Some points to take away from here: (a) still not testing for the virus, but for a single target; (b) false positives are still a significant problem; (c) antigen tests cannot distinguish between different viruses; and (d) virus isolation is still not recommended

8. WHO’s January 13, 2021 Testing Guidance

WHO guidance Diagnostic testing for SARS-CoV-2 states that careful interpretation of weak positive results is needed (1). The cycle threshold (Ct) needed to detect virus is inversely proportional to the patient’s viral load. Where test results do not correspond with the clinical presentation, a new specimen should be taken and retested using the same or different NAT technology.

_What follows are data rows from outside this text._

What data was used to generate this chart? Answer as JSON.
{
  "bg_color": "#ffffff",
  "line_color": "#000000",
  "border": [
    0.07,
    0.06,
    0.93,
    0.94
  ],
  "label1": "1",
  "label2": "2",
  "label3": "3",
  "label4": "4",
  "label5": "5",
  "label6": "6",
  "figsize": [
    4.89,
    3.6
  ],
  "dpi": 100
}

WHO reminds IVD users that disease prevalence alters the predictive value of test results; as disease prevalence decreases, the risk of false positive increases (2). This means that the probability that a person who has a positive result (SARS-CoV-2 detected) is truly infected with SARS-CoV-2 decreases as prevalence decreases, irrespective of the claimed specificity.

Most PCR assays are indicated as an aid for diagnosis, therefore, health care providers must consider any result in combination with timing of sampling, specimen type, assay specifics, clinical observations, patient history, confirmed status of any contacts, and epidemiological information.

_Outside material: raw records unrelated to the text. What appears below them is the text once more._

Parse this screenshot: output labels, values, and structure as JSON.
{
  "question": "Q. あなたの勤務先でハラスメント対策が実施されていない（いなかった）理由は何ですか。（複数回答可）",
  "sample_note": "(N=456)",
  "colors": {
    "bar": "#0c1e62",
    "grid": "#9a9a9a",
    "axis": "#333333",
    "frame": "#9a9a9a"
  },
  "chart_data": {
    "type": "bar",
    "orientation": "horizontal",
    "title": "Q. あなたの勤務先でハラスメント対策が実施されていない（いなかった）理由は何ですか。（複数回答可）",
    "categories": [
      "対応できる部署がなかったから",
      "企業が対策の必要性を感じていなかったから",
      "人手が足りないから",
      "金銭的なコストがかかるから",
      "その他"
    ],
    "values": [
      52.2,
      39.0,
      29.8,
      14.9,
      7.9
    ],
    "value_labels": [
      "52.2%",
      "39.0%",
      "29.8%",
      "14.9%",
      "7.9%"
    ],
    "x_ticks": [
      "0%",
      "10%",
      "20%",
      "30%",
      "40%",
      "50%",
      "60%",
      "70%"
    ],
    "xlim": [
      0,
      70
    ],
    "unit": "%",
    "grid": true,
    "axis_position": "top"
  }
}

More guidance which give legitimate concerns that the tests themselves are completely bogus. If retesting is recommended so readily, what does it say about the reliability of the test? If test accuracy is dependent on community prevalence, what does it say about the test? If “patient history” must be confirmed, then what does it say about the test?

9. Barbara Yaffe: Mouthpiece For Ford/WHO

Interestingly, this research has answered an old question. Ontario Deputy Medical Officer Barbara Yaffe has been the butt of many jokes ever since she said that you can get 50% false positives when testing in an area where there isn’t very much Covid. It’s likely that she was simply parroting back one of WHO’s talking points, but wasn’t able to explain it in any sensible manner.

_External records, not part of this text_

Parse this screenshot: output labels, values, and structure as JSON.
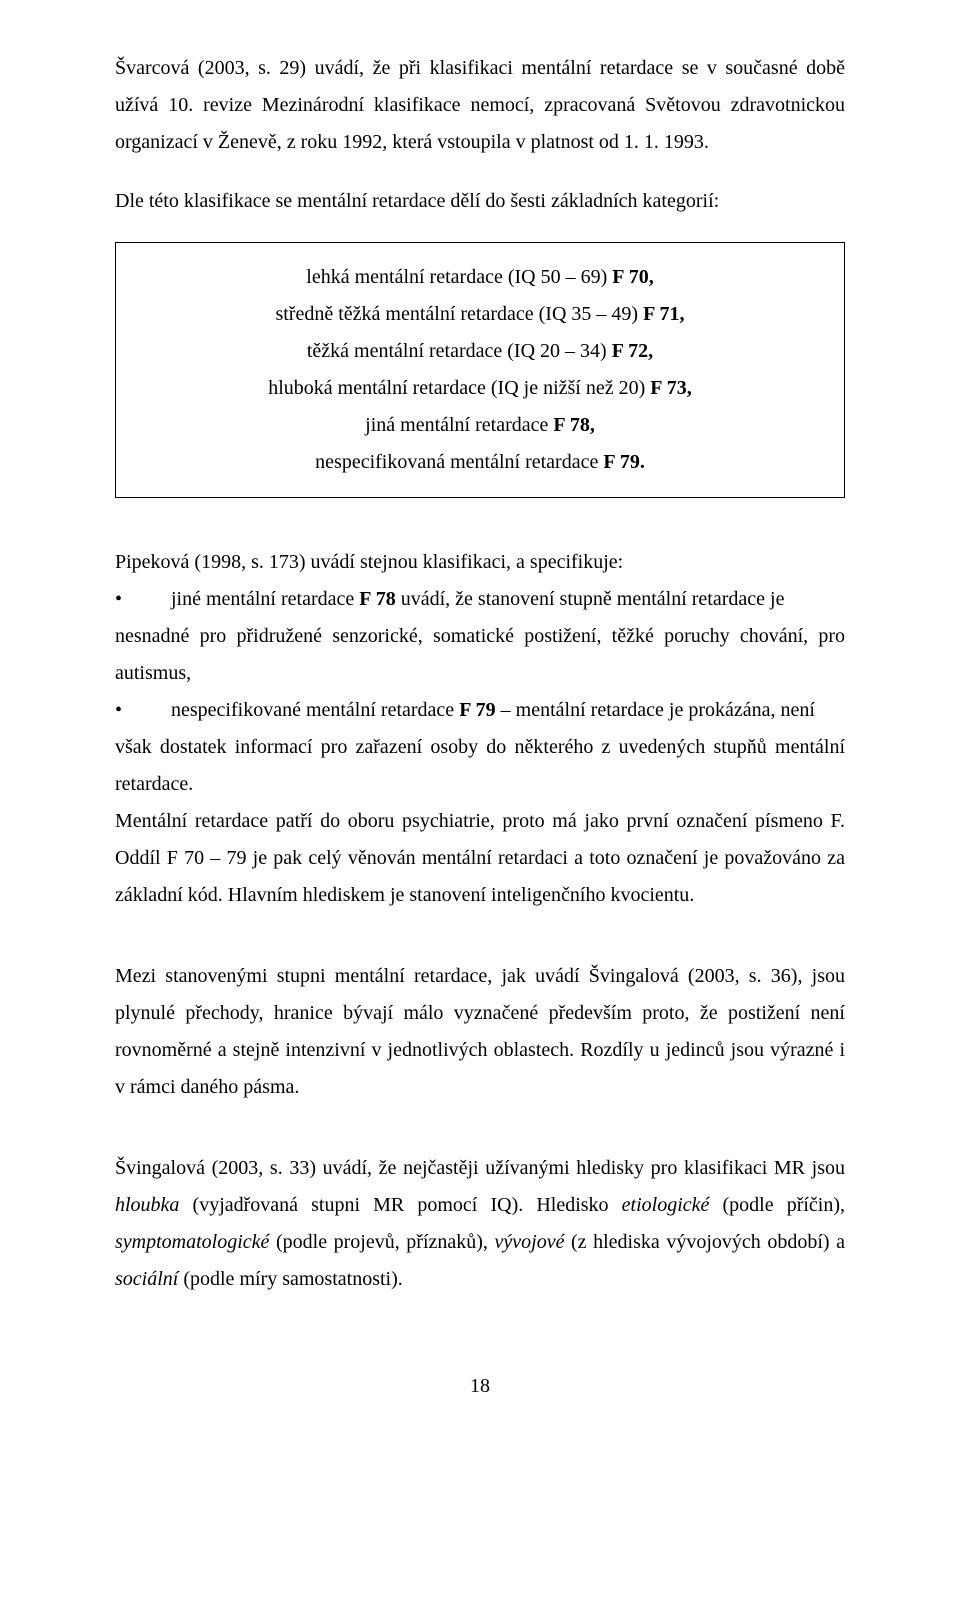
{
  "p1": "Švarcová (2003, s. 29) uvádí, že při klasifikaci mentální retardace se v současné době užívá 10. revize Mezinárodní klasifikace nemocí, zpracovaná Světovou zdravotnickou organizací v Ženevě, z roku 1992, která vstoupila v platnost od 1. 1. 1993.",
  "p2": "Dle této klasifikace se mentální retardace dělí do šesti základních kategorií:",
  "box": {
    "l1a": "lehká mentální retardace (IQ 50 – 69) ",
    "l1b": "F 70,",
    "l2a": "středně těžká mentální retardace (IQ 35 – 49) ",
    "l2b": "F 71,",
    "l3a": "těžká mentální retardace  (IQ 20 – 34) ",
    "l3b": "F 72,",
    "l4a": "hluboká mentální retardace (IQ je nižší než 20) ",
    "l4b": "F 73,",
    "l5a": "jiná mentální retardace  ",
    "l5b": "F 78,",
    "l6a": "nespecifikovaná mentální retardace ",
    "l6b": "F 79."
  },
  "p3": "Pipeková (1998, s. 173) uvádí stejnou klasifikaci, a specifikuje:",
  "bullets": {
    "b1": "jiné mentální retardace F 78 uvádí, že stanovení stupně mentální retardace je",
    "b1_bold": "F 78",
    "b1_pre": "jiné mentální retardace ",
    "b1_post": " uvádí, že stanovení stupně mentální retardace je",
    "b1_cont": "nesnadné pro přidružené senzorické, somatické postižení, těžké poruchy chování, pro autismus,",
    "b2_pre": "nespecifikované mentální retardace ",
    "b2_bold": "F 79",
    "b2_post": " – mentální retardace je prokázána, není",
    "b2_cont": "však dostatek informací pro zařazení osoby do některého z uvedených stupňů mentální retardace."
  },
  "p4": "Mentální retardace patří do oboru psychiatrie, proto má jako první označení písmeno F. Oddíl F 70 – 79 je pak celý věnován mentální retardaci a toto označení je považováno za základní kód. Hlavním hlediskem je stanovení inteligenčního kvocientu.",
  "p5": "Mezi stanovenými stupni mentální retardace, jak uvádí Švingalová (2003, s. 36), jsou plynulé přechody, hranice bývají málo vyznačené především proto, že postižení není rovnoměrné a stejně intenzivní v jednotlivých oblastech. Rozdíly u jedinců jsou výrazné i v rámci daného pásma.",
  "p6_a": "Švingalová (2003, s. 33)  uvádí, že nejčastěji užívanými hledisky pro klasifikaci MR jsou ",
  "p6_i1": "hloubka",
  "p6_b": " (vyjadřovaná stupni MR pomocí IQ). Hledisko ",
  "p6_i2": "etiologické",
  "p6_c": " (podle příčin), ",
  "p6_i3": "symptomatologické",
  "p6_d": " (podle projevů, příznaků), ",
  "p6_i4": "vývojové",
  "p6_e": " (z hlediska vývojových období) a  ",
  "p6_i5": "sociální",
  "p6_f": " (podle míry samostatnosti).",
  "pagenum": "18"
}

As for those vaccines that are already being rolled out in Canada, Yaffe admits they don’t know if they actually work. It’s a nice bait-and-switch, considering the public has been repeatedly told that testing was a success.

Then again, she just says whatever they write down for her, so there probably isn’t much thinking done at all on her part.

Not much different than Deborah Birx in the United States. If half of your cases are false positives, then there’s something seriously wrong with the test. There’s no good way to spin things.

10. Test’s Creator Denounces Infection Usage

Kary Mullis, the creator of the PCR test, has stated publicly that it was never designed to test for active infection, and hence, is useless for that task. It makes sense, as such a setup wouldn’t be able to distinguish between dead genetic material, and something that was active.

11. WHO Redefines “Herd Immunity”

The World Health Organization was recently called out for changing the definition of “herd immunity”. Previously, it meant immunity from some vaccination, or previous infection. It was changed to only reflect the vaccination option. After the public caught on, however, it was restored to the original version.